An Evening With Eva and The Fuhrer

Standard

I don’t often go to midnight game releases, but when I do I meet some strange people.

It was late March. The game: Bioshock Infinite. I hadn’t originally planned to go to the midnight release because two words: midnight release. I am an old man and waiting until midnight for anything is asking a bit much. However, my mother was in town and agreed to watch the little one so my wife and I could go. We don’t get to go out much these days, so when I offered to take my wife on the whirling maelstrom of happy adventure that was Bioshock Infinite Midnight Release, she couldn’t help but say yes.

Most of it was fairly standard. Wait in line. Get your number. But that “wait in line” part can be packed with some entertaining stuff.

For instance, while we were all camped outside an old black woman drove up in a minivan. She was inquiring as to what game we were waiting for. “Luigi’s Mansion?” she asked. “Nope,” we all said in unison. She still pestered us all about Luigi’s Mansion for a good ten to fifteen minutes. Keep in mind, this was around ten or eleven o’clock at night. I got to thinking… what’s the deal with this woman and her obsession with Luigi? Furthermore, what strangled path of her life led her to this moment? She’d probably been waiting for this moment for months. I can imagine her out on the hunt. She’d probably stopped in every store. “You got ‘Luigi’s Mansion?’” she would ask. “No ma’am, this is McDonald’s.”

And why Luigi? Why not Mario? I can only imagine the talk at her hair salon. Yapping to her friends:

“You know that Mario – he a chump. He be all getting’ that girl from Bowser and she be goin’ right back. E’erbody know she humpin’ Bowser. How you gon’ go, ‘Ooh, Mario save me! I got captured again!’ See, now Luigi don’t get played like that. He a real man. And he got two jobs! Two! He a plumber and a ghostbuster! What Mario do? Get played like a little punk, that’s what he do.”

We also got to chat with, among others, a Pokemon fangirl and an inordinate number of cross-eyed gentlemen. I am not making that up. One in particular I had nicknamed “The Fuhrer.” He was a short guy dressed all in black. He had chains and silver military paraphernalia pinned to his shirt. Epulets, iron crosses, and whatever that bird is people plaster on something when they want it to look vaguely Nazi-ish. The works. He blathered on about Rammstein and getting bombed at Oktoberfest. And Germany. Oh, how he loved Germany.

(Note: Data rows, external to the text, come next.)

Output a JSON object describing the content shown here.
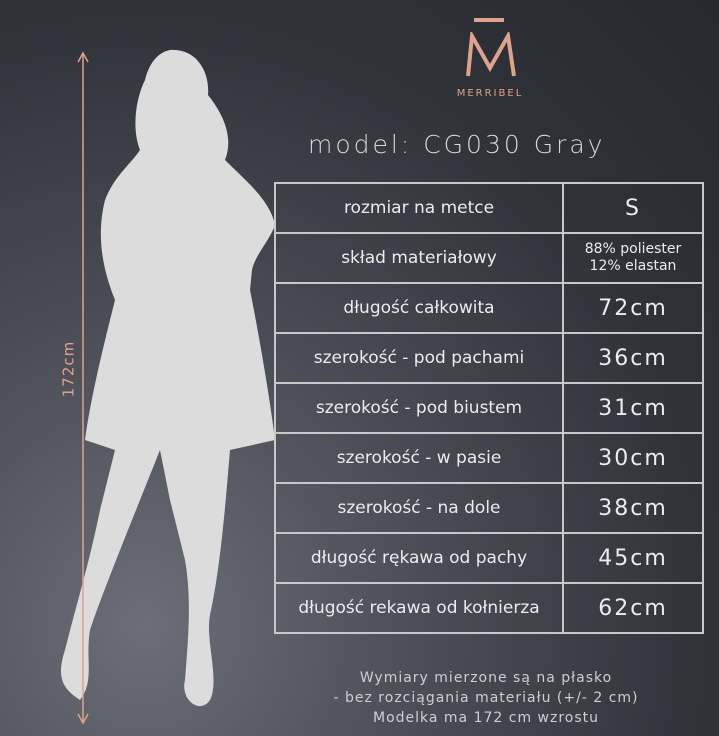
{
  "brand": {
    "name": "MERRIBEL",
    "accent": "#e0a28a"
  },
  "title": "model: CG030 Gray",
  "height_label": "172cm",
  "table": [
    {
      "label": "rozmiar na metce",
      "value": "S"
    },
    {
      "label": "skład materiałowy",
      "value": "88% poliester",
      "value2": "12% elastan"
    },
    {
      "label": "długość całkowita",
      "value": "72cm"
    },
    {
      "label": "szerokość - pod pachami",
      "value": "36cm"
    },
    {
      "label": "szerokość - pod biustem",
      "value": "31cm"
    },
    {
      "label": "szerokość - w pasie",
      "value": "30cm"
    },
    {
      "label": "szerokość - na dole",
      "value": "38cm"
    },
    {
      "label": "długość rękawa od pachy",
      "value": "45cm"
    },
    {
      "label": "długość rekawa od kołnierza",
      "value": "62cm"
    }
  ],
  "notes": [
    "Wymiary mierzone są na płasko",
    "- bez rozciągania materiału (+/- 2 cm)",
    "Modelka ma 172 cm wzrostu"
  ]
}
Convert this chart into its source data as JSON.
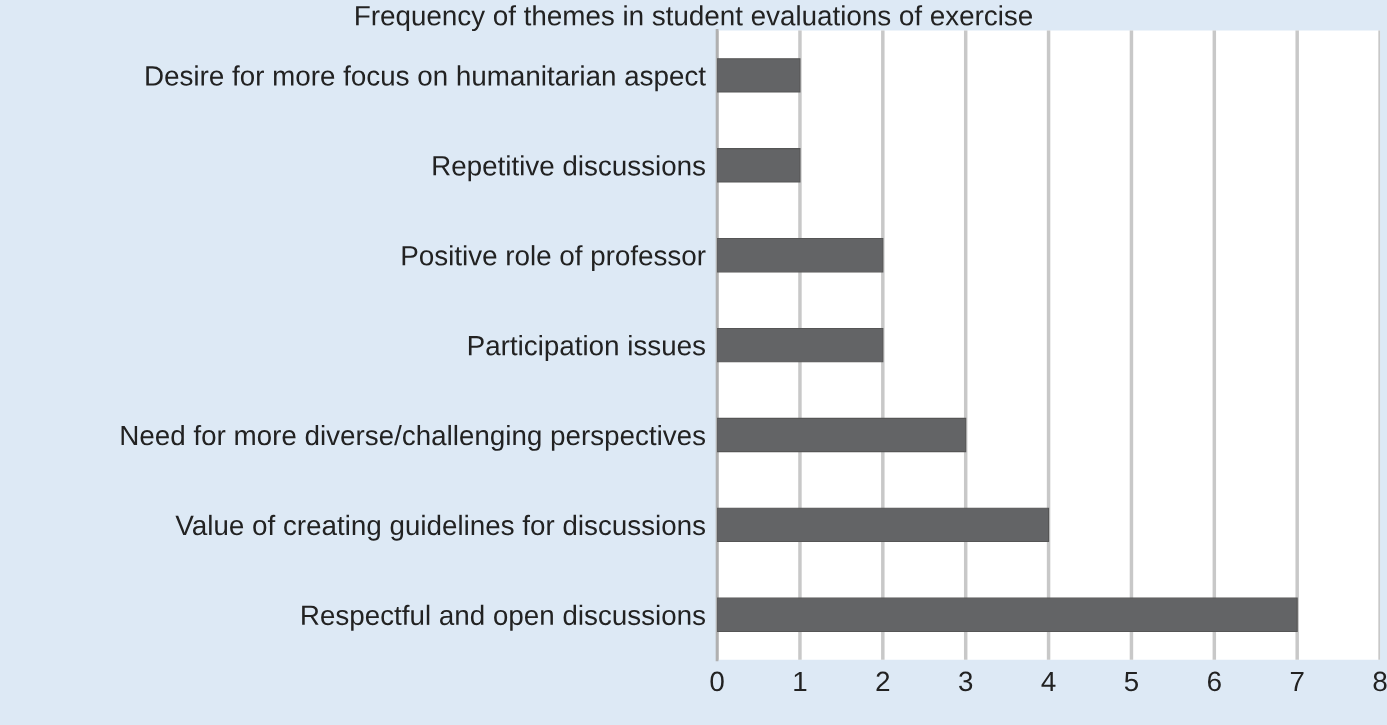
{
  "chart_data": {
    "type": "bar",
    "orientation": "horizontal",
    "title": "Frequency of themes in student evaluations of exercise",
    "categories": [
      "Desire for more focus on humanitarian aspect",
      "Repetitive discussions",
      "Positive role of professor",
      "Participation issues",
      "Need for more diverse/challenging perspectives",
      "Value of creating guidelines for discussions",
      "Respectful and open discussions"
    ],
    "values": [
      1,
      1,
      2,
      2,
      3,
      4,
      7
    ],
    "color": "#636466",
    "xlim": [
      0,
      8
    ],
    "xticks": [
      0,
      1,
      2,
      3,
      4,
      5,
      6,
      7,
      8
    ],
    "grid": "x"
  }
}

His little girlfriend was dressed in black as well, but she had more of a goth/steampunk sort of vibe and was actually kind of sweet. She seemed a lot more normal. I couldn’t tell if she was actually into all the dressing up or just humoring her boyfriend. I’m pretty sure she’s different when she’s not with her SS soldier of a man. She’s probably just wearing a t-shirt and jeans… and comparing insurance rates and checking on how her stocks are doing. It was a very interesting evening and they did seem like nice people. However, it was a little hard not to be scared. I did not want to end up in some creepy couple’s sex dungeon without even getting Bioshock Infinite.

The evening came to an end. We all trudged home, Bioshocks in hand and immersed ourselves in a world of intrigue and adventure. Ha ha! I’m just kidding. We went home and installed discs, installed updates, and redeemed codes. Then we went to bed with the desperate hope that everything would be installed and downloaded by morning so we could actually play the game.